Rady Children’s partners with county on massive COVID testing initiative
Read the full article by Paul Sisson in the San Diego Union-Tribune here.
Rady Children’s Hospital and the county public health department are working together on a clever collaboration that has the potential to paint the broadest picture yet of how deeply the novel coronavirus has penetrated local communities.
Executives from the hospital and the county announced the initiative Wednesday morning, declaring that their intent is to eventually test up to 2,000 children and their families daily, whether or not they are exhibiting any possible COVID-19 symptoms.
Participation, organizers stressed Wednesday, is voluntary.
According to the U.S. Census Bureau, there are about 720,000 children age 0 to 18 living in San Diego County. Adding in family members, noted Nick Macchione, director of the San Diego County Health and Human Services Agency, easily pushes the group being asked to participate past 1 million.
“This is not an ordinary collaborative, this is a colossal feat,” Macchione said.
Dr. Wilma Wooten, the county’s public health director, noted that some studies have indicated that children, who are generally less affected by the disease than adults, may have a higher-than-average ability to carry the virus without showing any symptoms. By testing broadly throughout the region, Wooten said, the partnership has an opportunity to cover a lot of ground, collecting samples from the South Bay to North County, center city to East County.
Rady, as the region’s only children’s hospital, is situated to execute this particular plan.

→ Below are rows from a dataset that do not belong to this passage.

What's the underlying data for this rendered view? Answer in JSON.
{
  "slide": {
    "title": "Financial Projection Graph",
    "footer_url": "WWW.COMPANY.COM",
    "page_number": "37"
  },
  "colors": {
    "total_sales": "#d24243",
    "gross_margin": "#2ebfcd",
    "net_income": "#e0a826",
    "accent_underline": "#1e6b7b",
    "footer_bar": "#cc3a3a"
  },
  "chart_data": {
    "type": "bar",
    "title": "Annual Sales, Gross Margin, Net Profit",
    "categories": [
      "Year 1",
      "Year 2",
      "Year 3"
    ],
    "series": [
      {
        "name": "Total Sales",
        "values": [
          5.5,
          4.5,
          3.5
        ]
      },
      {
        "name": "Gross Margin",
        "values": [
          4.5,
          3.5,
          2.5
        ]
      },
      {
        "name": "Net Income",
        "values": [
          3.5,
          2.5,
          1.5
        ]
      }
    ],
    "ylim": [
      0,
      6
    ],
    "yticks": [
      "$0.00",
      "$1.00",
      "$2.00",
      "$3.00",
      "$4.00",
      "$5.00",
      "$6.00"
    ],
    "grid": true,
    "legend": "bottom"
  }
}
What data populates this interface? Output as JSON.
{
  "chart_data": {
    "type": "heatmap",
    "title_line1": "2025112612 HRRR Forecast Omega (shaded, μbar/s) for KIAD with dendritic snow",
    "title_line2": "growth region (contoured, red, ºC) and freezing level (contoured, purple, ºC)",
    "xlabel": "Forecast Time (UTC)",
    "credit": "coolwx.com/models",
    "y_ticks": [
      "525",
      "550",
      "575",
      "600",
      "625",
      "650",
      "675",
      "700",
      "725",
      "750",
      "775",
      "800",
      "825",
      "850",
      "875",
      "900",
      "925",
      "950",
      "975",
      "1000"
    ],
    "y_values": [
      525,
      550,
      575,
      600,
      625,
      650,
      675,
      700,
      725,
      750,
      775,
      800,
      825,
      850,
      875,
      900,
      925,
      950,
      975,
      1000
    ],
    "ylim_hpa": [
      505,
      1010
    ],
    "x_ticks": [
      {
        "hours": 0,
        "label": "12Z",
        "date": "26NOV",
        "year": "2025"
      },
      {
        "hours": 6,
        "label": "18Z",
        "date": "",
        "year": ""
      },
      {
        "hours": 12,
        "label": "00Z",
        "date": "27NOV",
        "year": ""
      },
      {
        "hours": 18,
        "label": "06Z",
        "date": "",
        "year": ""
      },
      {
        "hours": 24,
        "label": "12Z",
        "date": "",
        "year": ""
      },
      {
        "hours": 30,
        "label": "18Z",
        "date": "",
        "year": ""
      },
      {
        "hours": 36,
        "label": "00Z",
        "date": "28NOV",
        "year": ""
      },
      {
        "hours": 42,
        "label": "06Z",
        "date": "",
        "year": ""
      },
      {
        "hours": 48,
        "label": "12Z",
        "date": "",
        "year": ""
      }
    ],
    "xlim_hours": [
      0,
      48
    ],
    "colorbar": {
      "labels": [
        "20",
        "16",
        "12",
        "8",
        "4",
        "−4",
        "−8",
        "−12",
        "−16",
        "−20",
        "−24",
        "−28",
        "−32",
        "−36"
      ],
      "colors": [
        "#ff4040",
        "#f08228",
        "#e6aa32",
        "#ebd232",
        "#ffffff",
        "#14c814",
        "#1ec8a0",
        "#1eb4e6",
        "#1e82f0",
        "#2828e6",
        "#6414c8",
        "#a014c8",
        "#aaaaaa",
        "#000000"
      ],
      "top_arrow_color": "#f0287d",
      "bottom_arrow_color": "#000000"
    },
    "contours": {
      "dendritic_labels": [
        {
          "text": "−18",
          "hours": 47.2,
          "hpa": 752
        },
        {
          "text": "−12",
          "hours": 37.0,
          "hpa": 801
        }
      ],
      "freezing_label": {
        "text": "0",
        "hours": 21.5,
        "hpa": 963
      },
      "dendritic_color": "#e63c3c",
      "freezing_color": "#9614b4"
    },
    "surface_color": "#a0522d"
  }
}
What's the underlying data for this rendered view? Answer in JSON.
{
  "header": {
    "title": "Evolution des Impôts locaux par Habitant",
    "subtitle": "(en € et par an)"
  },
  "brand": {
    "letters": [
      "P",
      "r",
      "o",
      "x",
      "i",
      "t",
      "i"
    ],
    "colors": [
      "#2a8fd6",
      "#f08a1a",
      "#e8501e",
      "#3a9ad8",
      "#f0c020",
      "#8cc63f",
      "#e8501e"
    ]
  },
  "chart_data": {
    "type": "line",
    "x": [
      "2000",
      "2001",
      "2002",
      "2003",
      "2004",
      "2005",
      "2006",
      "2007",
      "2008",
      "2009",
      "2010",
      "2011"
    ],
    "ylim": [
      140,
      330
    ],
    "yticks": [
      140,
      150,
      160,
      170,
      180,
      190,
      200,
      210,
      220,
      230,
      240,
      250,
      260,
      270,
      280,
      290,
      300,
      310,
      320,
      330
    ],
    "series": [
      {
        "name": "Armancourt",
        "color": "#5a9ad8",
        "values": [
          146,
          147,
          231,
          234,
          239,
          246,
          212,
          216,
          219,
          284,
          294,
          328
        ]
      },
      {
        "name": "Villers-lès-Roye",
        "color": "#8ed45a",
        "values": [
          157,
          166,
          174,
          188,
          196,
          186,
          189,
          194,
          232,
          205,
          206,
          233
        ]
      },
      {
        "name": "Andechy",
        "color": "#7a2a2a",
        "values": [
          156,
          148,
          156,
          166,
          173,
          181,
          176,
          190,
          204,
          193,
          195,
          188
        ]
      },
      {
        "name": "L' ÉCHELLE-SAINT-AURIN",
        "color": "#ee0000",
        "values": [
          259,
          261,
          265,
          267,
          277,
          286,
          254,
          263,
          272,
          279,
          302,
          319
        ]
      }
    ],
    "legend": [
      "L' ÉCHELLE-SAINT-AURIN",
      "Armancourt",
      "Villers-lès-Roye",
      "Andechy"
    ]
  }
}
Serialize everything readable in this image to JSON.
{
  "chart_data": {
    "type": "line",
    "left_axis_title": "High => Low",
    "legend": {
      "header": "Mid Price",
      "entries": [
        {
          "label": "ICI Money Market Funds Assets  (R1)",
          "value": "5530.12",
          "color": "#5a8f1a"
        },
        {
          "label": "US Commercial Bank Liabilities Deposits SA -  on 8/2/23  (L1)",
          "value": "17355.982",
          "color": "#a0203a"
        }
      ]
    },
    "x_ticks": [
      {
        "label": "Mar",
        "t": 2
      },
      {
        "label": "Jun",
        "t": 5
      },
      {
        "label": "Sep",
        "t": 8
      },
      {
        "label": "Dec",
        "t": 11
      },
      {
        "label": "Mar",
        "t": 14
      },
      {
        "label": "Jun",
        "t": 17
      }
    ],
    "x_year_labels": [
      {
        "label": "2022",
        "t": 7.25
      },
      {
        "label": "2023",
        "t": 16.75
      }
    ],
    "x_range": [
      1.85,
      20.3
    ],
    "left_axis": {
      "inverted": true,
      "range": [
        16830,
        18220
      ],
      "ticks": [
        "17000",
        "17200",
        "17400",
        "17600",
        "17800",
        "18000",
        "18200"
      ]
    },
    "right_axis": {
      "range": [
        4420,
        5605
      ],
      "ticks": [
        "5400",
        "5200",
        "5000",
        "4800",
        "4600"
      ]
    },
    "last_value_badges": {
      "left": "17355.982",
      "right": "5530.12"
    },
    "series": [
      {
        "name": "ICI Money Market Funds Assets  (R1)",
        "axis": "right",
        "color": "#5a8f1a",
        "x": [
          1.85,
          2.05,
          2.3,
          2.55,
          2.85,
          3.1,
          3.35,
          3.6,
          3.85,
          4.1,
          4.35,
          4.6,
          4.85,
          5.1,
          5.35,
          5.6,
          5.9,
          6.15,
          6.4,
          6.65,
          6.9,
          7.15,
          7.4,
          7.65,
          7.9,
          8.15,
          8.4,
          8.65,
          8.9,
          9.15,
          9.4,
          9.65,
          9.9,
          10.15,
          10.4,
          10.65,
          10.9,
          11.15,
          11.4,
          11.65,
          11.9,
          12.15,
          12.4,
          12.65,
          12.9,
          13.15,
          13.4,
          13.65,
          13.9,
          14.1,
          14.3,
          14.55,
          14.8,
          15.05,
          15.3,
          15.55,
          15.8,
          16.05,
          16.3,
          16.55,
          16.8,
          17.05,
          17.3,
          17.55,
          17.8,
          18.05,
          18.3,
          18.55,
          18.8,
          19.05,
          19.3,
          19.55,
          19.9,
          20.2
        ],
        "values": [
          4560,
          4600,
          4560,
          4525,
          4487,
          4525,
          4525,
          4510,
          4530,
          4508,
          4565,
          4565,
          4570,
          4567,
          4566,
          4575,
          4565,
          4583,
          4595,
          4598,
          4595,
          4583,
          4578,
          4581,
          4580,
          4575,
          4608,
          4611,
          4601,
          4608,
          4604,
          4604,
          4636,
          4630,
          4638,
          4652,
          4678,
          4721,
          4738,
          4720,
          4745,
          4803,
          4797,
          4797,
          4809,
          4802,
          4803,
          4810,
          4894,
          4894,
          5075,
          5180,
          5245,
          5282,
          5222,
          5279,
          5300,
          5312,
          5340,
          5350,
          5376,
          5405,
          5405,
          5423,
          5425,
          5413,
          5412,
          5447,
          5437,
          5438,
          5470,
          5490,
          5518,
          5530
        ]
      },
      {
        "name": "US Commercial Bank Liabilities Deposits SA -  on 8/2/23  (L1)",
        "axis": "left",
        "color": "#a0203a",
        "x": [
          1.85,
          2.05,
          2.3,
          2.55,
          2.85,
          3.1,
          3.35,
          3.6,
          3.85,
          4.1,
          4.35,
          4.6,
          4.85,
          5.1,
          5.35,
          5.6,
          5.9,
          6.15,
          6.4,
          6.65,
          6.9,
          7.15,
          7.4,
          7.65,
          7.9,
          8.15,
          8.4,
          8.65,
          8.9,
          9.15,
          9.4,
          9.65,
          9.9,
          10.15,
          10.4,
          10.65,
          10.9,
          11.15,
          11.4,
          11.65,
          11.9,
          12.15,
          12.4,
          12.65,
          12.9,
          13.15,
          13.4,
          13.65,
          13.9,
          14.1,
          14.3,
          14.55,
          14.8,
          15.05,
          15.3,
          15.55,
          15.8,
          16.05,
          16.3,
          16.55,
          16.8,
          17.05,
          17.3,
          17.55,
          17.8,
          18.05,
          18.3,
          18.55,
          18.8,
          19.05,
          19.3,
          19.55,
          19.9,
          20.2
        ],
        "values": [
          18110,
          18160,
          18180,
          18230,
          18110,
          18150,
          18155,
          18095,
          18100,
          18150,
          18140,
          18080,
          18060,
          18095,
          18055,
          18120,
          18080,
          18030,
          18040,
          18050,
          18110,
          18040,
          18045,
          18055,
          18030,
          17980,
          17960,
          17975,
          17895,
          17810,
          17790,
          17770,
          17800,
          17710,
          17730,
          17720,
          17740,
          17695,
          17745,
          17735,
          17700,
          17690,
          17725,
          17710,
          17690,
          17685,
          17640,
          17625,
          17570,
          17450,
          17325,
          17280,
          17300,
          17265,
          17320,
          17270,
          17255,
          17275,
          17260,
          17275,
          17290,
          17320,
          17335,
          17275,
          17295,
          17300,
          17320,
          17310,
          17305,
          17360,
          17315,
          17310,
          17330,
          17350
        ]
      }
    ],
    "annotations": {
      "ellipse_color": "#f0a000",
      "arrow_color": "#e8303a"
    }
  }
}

Though its only hospital is in Kearny Mesa, Rady has satellite locations running major pediatric campuses with urgent care capabilities in Chula Vista, Escondido, La Mesa, San Diego, Murrieta and Oceanside.
Testing, officials said Wednesday, has already begun in some locations and will eventually be offered to all kids and their families during regular office visits and to those who receive urgent or emergency care. At the moment, there is enough capacity to test about 400 participants per day, officials said, but that number is expected to grow to 2,000 per day over the next six months.